Der gemachten Erfahrung nach ist das Training nach dem 'geheimen Lehrplan' zwar kein Ersatz, wohl aber eine sehr wichtige Ergänzung zum wettspielnahen Training. Konkrete mannschaftstaktische Abläufe – etwa im Spielaufbau oder beim Mittelfeldpressing – erfordern weiterhin ein möglichst spielnahes Training im 8 gegen 8 oder 11 gegen 11. Um ein Spielverhalten hinführend kennenzulernen oder die Spielfähigkeit zu verbessern sind Spielvariationen nach der Idee des 'geheimen Lehrplans' dagegen ideal.
Zum einen lässt sich das Verhalten in Spielformen mit gezielten Vorgaben und Sonderregeln besser steuern. Soll beispielsweise das Gegenpressing neu eingeübt werden, ist es hilfreich, wenn sich die Angreifer nach einem Ballverlust im Angriffsdrittel nicht in die eigene Spielfeldhälfte fallen lassen dürfen.
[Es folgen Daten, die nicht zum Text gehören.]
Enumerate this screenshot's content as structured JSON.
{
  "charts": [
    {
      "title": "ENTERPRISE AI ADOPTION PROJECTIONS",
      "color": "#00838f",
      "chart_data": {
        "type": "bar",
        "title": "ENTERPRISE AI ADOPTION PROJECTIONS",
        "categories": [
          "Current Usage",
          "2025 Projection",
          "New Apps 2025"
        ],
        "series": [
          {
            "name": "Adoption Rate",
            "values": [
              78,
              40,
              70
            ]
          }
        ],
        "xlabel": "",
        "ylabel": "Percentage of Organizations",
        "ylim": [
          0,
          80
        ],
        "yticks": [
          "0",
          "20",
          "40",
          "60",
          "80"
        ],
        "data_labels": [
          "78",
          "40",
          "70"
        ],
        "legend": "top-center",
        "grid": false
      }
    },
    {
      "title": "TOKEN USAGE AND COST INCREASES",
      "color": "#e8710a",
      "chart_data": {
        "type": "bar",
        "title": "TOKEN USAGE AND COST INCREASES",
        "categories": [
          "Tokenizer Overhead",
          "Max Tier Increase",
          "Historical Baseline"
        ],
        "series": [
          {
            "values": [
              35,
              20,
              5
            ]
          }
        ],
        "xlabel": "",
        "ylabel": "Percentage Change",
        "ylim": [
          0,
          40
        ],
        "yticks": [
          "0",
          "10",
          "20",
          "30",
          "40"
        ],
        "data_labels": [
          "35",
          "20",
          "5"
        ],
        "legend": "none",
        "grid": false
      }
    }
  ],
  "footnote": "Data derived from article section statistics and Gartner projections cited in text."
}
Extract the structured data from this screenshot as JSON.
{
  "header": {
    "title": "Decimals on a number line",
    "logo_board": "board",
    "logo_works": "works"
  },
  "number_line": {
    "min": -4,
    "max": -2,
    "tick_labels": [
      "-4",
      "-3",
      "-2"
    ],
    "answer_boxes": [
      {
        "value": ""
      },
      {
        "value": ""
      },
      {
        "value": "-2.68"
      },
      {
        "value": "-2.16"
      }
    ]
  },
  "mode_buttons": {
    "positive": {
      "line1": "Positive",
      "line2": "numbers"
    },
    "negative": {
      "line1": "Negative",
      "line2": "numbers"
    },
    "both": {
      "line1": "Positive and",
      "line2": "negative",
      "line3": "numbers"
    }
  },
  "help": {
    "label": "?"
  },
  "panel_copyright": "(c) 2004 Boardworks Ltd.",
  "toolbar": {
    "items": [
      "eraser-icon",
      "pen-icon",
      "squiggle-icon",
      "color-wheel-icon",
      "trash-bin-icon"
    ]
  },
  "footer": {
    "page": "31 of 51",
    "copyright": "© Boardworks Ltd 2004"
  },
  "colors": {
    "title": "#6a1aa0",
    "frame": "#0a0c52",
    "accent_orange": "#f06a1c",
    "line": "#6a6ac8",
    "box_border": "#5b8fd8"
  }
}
Das ist zwar nicht spielnah, ermöglicht den Verteidigern aber, sich recht schnell an das ungewohnte Verhalten zu gewöhnen. Sobald die Verteidiger merken, dass sie trotz ihrer hohen Position nicht einfach überspielt werden und den Ball zudem recht häufig zurückgewinnen, können die Vorgaben gelockert und das Verhalten in ein freies Spiel übertragen werden.
Zum anderen ist das Training in akzentuierten Spielformen häufig effektiver. Dies liegt wiederum daran, dass das Zielverhalten durch die veränderten Rahmenbedingungen öfter abgerufen wird, als in freien oder wettspielnahen Spielen. Da das Spieltempo und/oder der Raum- und Zeitdruck in den meisten der hier vorgestellten Spielformen zudem über dem Niveau des Wettspiels liegt, fördert der 'geheime Lehrplan' in besonderem Maße die Spielfähigkeit. Das Spiel auf knappem Raum verbunden mit komplexen Zusatzregeln sorgt hierbei für den nötigen Reiz, dass die Spieler die Bedingungen des Wettspiels als 'Befreiung' erleben.